Research indicates that the care of inpatients with hyperglycemia and diabetes has improved significantly in the past decade. However, few studies have assessed the optimal management of these patients after hospital discharge. Currently, most patients admitted with uncontrolled diabetes are discharged home on their preadmission medications or no therapy.
Testing an Algorithm
Recently, the Endocrine Society released inpatient guidelines for the management of patients with diabetes. These guidelines include an algorithm with which to base post-discharge care, but recommendations are based solely on expert consensus. Accordingly, Guillermo Umpierrez, MD, and colleagues conducted an exploratory study to test the safety and efficacy of this algorithm, based on admission A1C levels. Participants included general medicine and surgical patients aged 18 to 80 with type 2 diabetes who were treated with insulin therapy in the hospital.

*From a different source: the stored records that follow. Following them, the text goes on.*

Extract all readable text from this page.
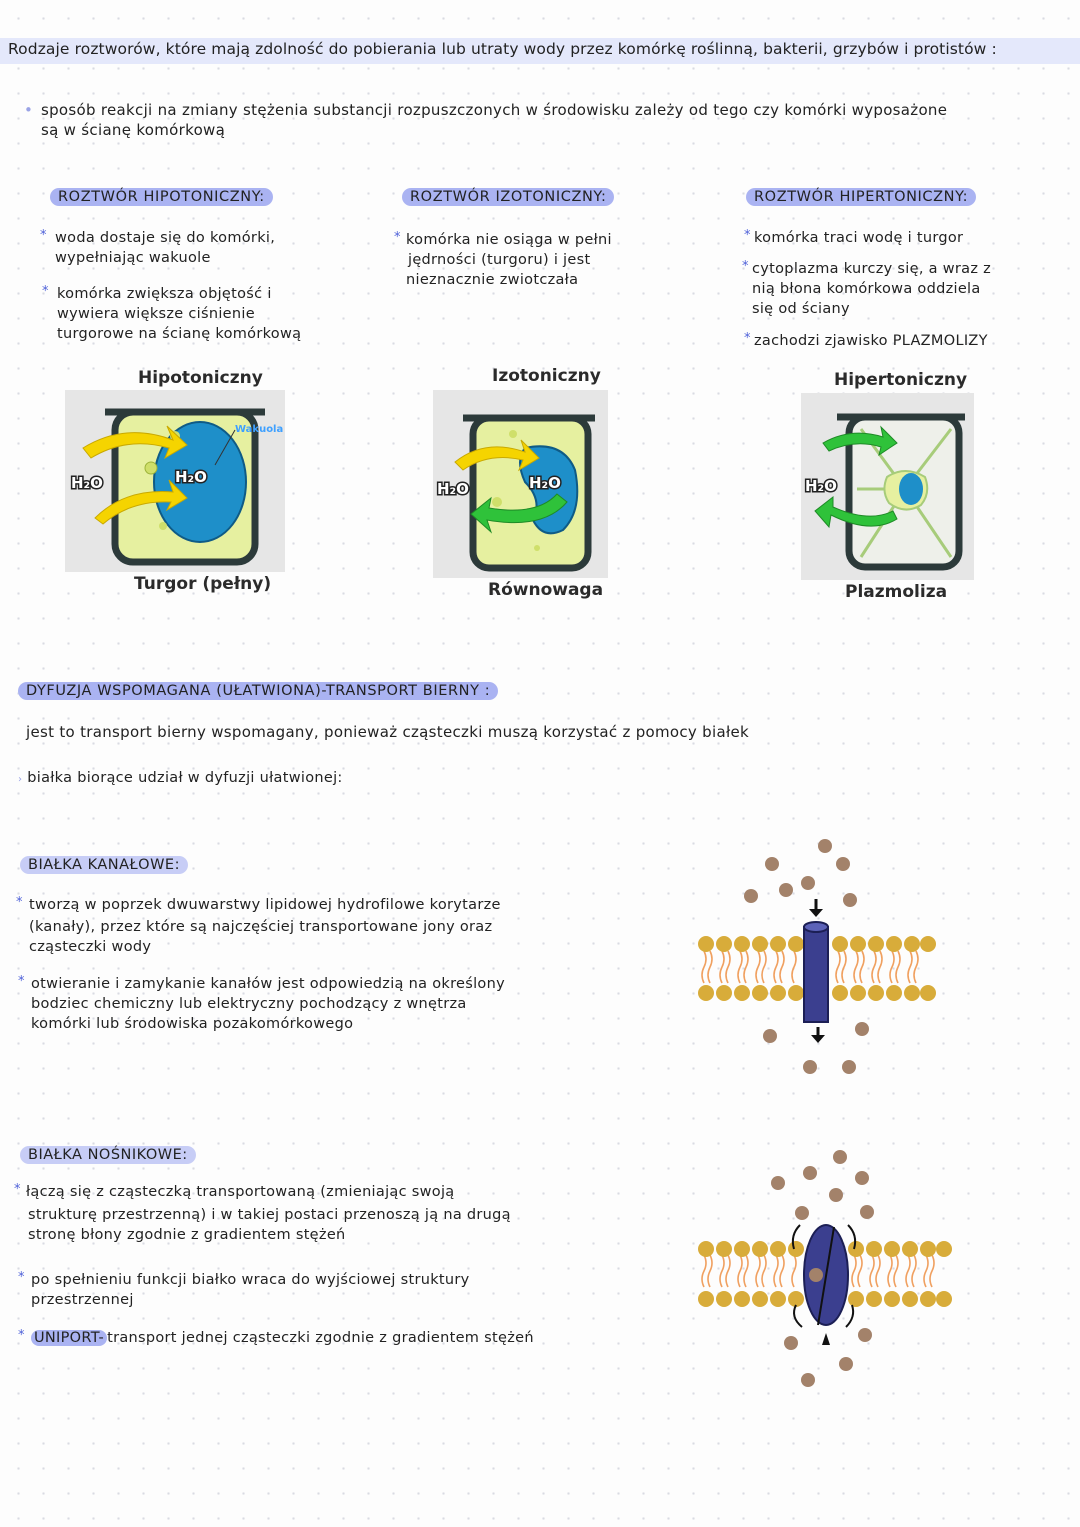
Rodzaje roztworów, które mają zdolność do pobierania lub utraty wody przez komórkę roślinną, bakterii, grzybów i protistów :
• sposób reakcji na zmiany stężenia substancji rozpuszczonych w środowisku zależy od tego czy komórki wyposażone
są w ścianę komórkową
ROZTWÓR HIPOTONICZNY:
* woda dostaje się do komórki,
wypełniając wakuole
* komórka zwiększa objętość i
wywiera większe ciśnienie
turgorowe na ścianę komórkową
Hipotoniczny
H₂O	H₂O
Wakuola
Turgor (pełny)
ROZTWÓR IZOTONICZNY:
* komórka nie osiąga w pełni
jędrności (turgoru) i jest
nieznacznie zwiotczała
Izotoniczny
H₂O	H₂O
Równowaga
ROZTWÓR HIPERTONICZNY:
* komórka traci wodę i turgor
* cytoplazma kurczy się, a wraz z
nią błona komórkowa oddziela
się od ściany
* zachodzi zjawisko PLAZMOLIZY
Hipertoniczny
H₂O
Plazmoliza
DYFUZJA WSPOMAGANA (UŁATWIONA)-TRANSPORT BIERNY :
jest to transport bierny wspomagany, ponieważ cząsteczki muszą korzystać z pomocy białek
› białka biorące udział w dyfuzji ułatwionej:
BIAŁKA KANAŁOWE:
* tworzą w poprzek dwuwarstwy lipidowej hydrofilowe korytarze
(kanały), przez które są najczęściej transportowane jony oraz
cząsteczki wody
* otwieranie i zamykanie kanałów jest odpowiedzią na określony
bodziec chemiczny lub elektryczny pochodzący z wnętrza
komórki lub środowiska pozakomórkowego
BIAŁKA NOŚNIKOWE:
* łączą się z cząsteczką transportowaną (zmieniając swoją
strukturę przestrzenną) i w takiej postaci przenoszą ją na drugą
stronę błony zgodnie z gradientem stężeń
* po spełnieniu funkcji białko wraca do wyjściowej struktury
przestrzennej
* UNIPORT- transport jednej cząsteczki zgodnie z gradientem stężeń
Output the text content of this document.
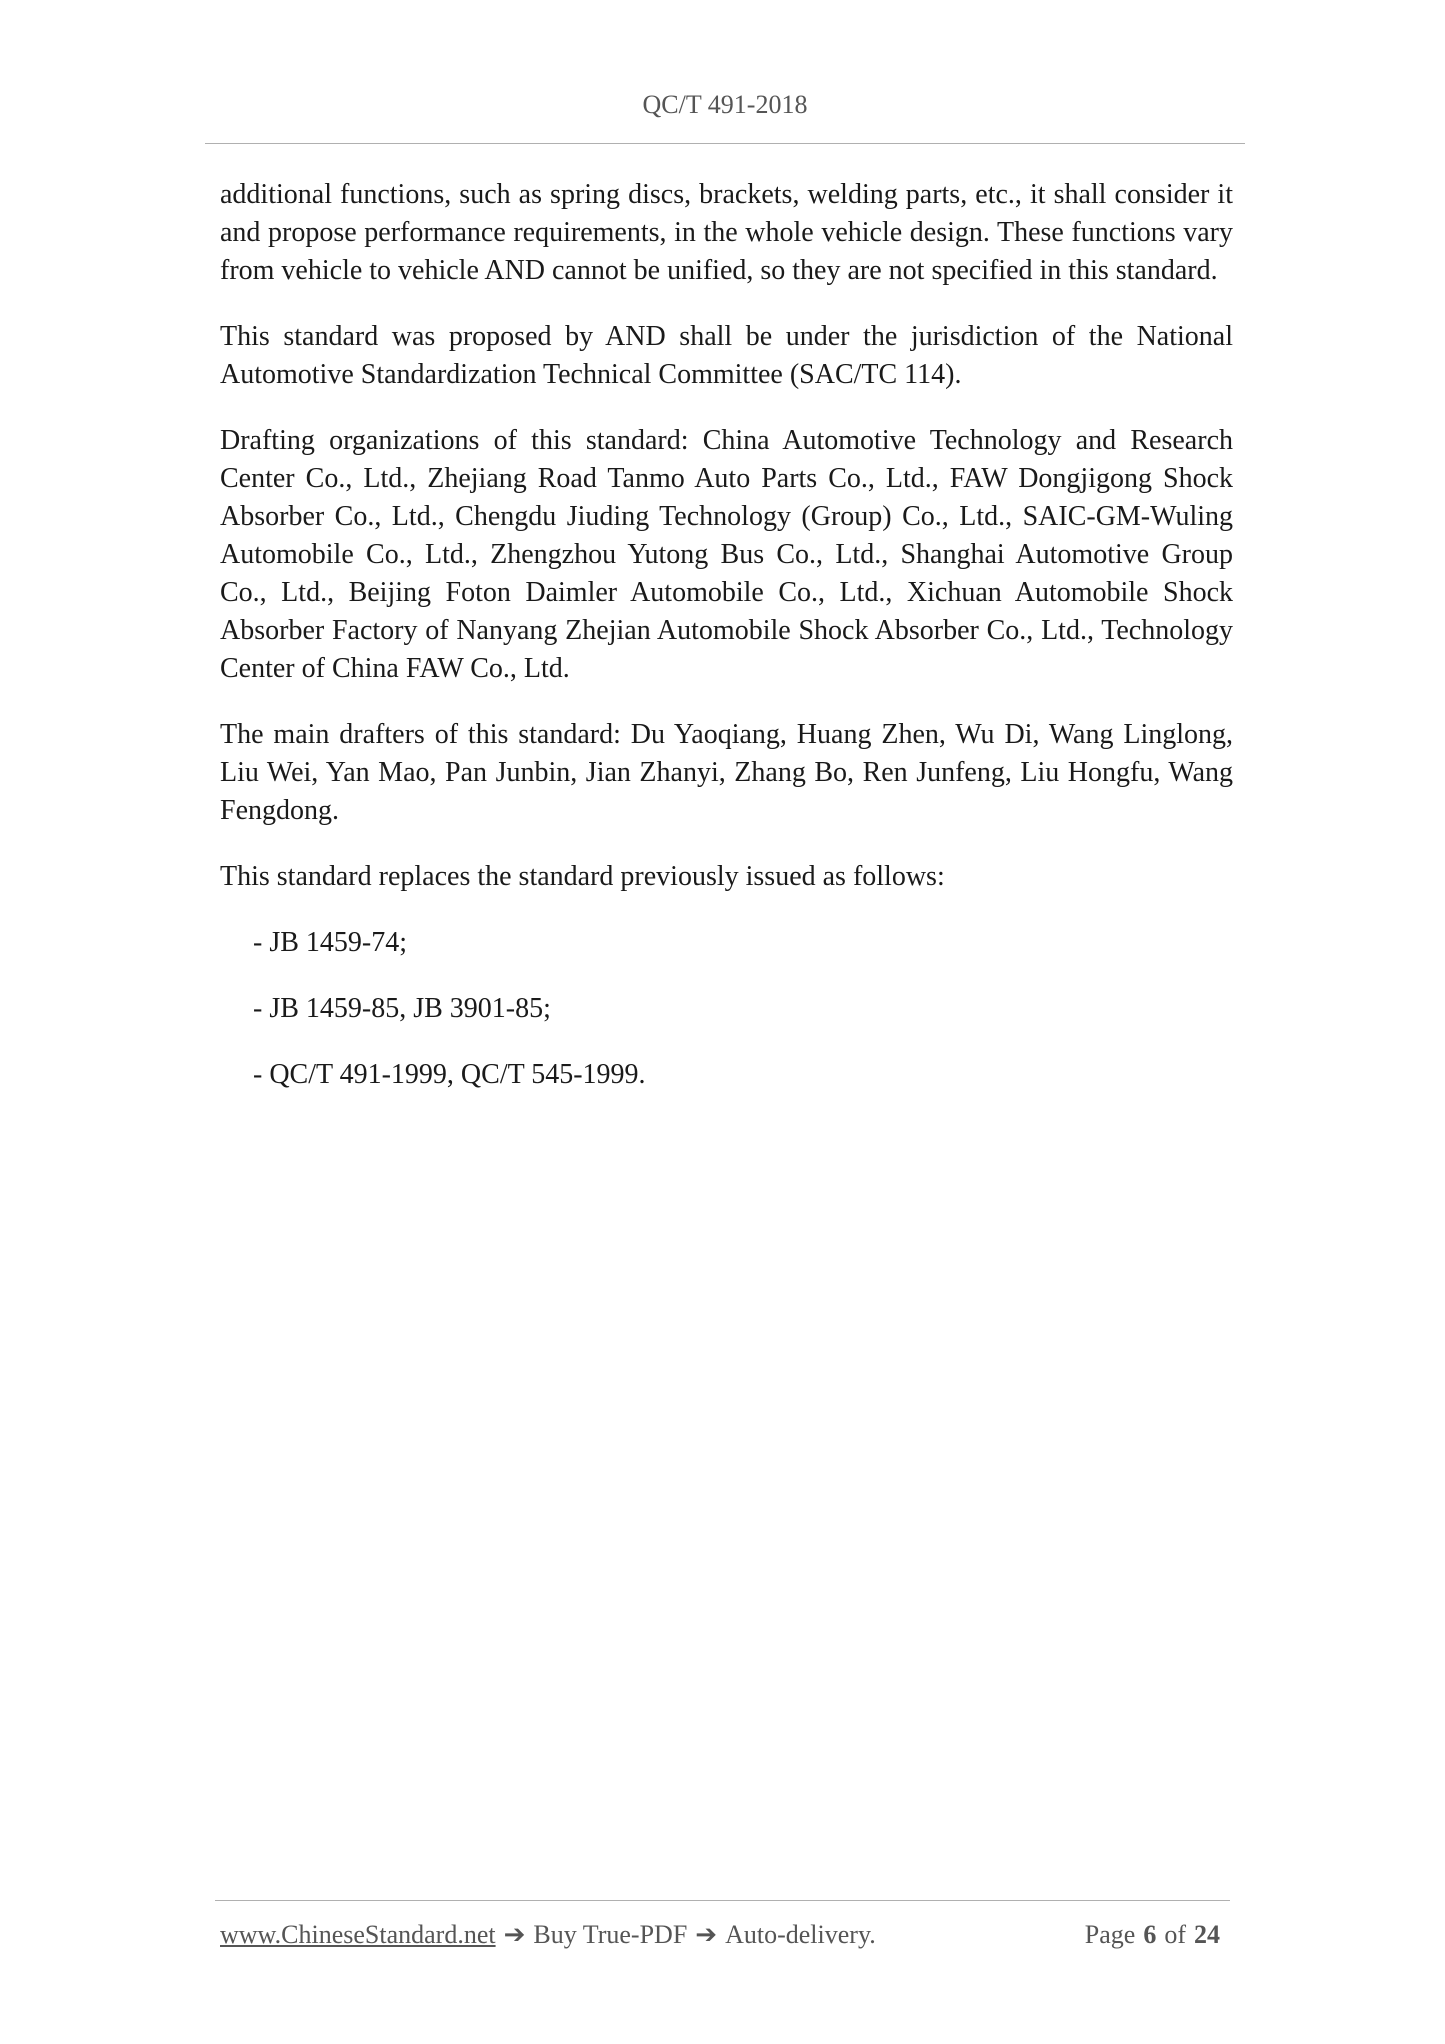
QC/T 491-2018

additional functions, such as spring discs, brackets, welding parts, etc., it shall consider it and propose performance requirements, in the whole vehicle design. These functions vary from vehicle to vehicle AND cannot be unified, so they are not specified in this standard.

This standard was proposed by AND shall be under the jurisdiction of the National Automotive Standardization Technical Committee (SAC/TC 114).

Drafting organizations of this standard: China Automotive Technology and Research Center Co., Ltd., Zhejiang Road Tanmo Auto Parts Co., Ltd., FAW Dongjigong Shock Absorber Co., Ltd., Chengdu Jiuding Technology (Group) Co., Ltd., SAIC-GM-Wuling Automobile Co., Ltd., Zhengzhou Yutong Bus Co., Ltd., Shanghai Automotive Group Co., Ltd., Beijing Foton Daimler Automobile Co., Ltd., Xichuan Automobile Shock Absorber Factory of Nanyang Zhejian Automobile Shock Absorber Co., Ltd., Technology Center of China FAW Co., Ltd.

The main drafters of this standard: Du Yaoqiang, Huang Zhen, Wu Di, Wang Linglong, Liu Wei, Yan Mao, Pan Junbin, Jian Zhanyi, Zhang Bo, Ren Junfeng, Liu Hongfu, Wang Fengdong.

This standard replaces the standard previously issued as follows:

- JB 1459-74;
- JB 1459-85, JB 3901-85;
- QC/T 491-1999, QC/T 545-1999.
www.ChineseStandard.net ➔ Buy True-PDF ➔ Auto-delivery.	Page 6 of 24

“For the study, patients with an A1C at admission of 7% or less were discharged home with the same medications they were on prior to admission,” explains Dr. Umpierrez. “Unfortunately, most people admitted to the hospital have an A1C between 8% and 9%. Patients with an A1C of 7% to 9% restarted their preadmission oral agents and received basal insulin at 50% of their in-hospital daily dose. Those with an A1C higher than 9% were discharged on oral agents 80% of the basal insulin dose they received in the hospital.” The primary outcome of the study was A1C change at 12 weeks after discharge.
The average A1C among participants decreased from 8.7% at baseline to 7.3% at 12 weeks after discharge, according to the results. Patients discharged on basal insulin were able to avoid the standard regimen of four shots per day. “We found that restarting any oral agents and prescribing half the dose of basal insulin used in the hospital once a day correlated with good glucose control for the majority of patients after discharge,” Dr. Umpierrez explains. The authors also found hypoglycemia in:
- 22% of patients discharged on oral agents alone.
- 25% on insulin alone.
- 30% on oral agents insulin.
- 44% on basal bolus.
“These cases were mostly mild,” says Dr. Umpierrez, “but the percentages are higher than what we’d like to see. We’re currently investigating the best way to prevent hypoglycemia at discharge.”
With no clear guidelines on the post-discharge care of patients with type 2 diabetes, Dr. Umpierrez urges physicians to consider the regimen used in the study to help achieve glucose control at home. He also stresses the importance of educating patients on hypoglycemia risk and assuring that they have with their primary provider soon after they are discharged.
Umpierrez G, Reyes D, Smiley D, et al. Hospital discharge algorithm based on admission HbA1c for the management of patients with type 2 diabetes. Diabetes Care. 2014;37:2934-2939. Available at: http://care.diabetesjournals.org/content/37/11/2934.abstract.
Jiang H, Stryer D, Friedman B, Andrews R. Multiple hospitalizations for patients with diabetes. Diabetes Care. 2003;26:1421-1426.
Umpierrez G, Isaacs S, Bazargan N, et al. Hyperglycemia: an independent marker of in-hospital mortality in patients with undiagnosed diabetes. J Clin Endocrinol Metab. 2002;87:978-982.
Clement S, Braithwaite S, Magee M, et al. Management of diabetes and hyperglycemia in hospitals. Diabetes Care. 2004;27:553-591.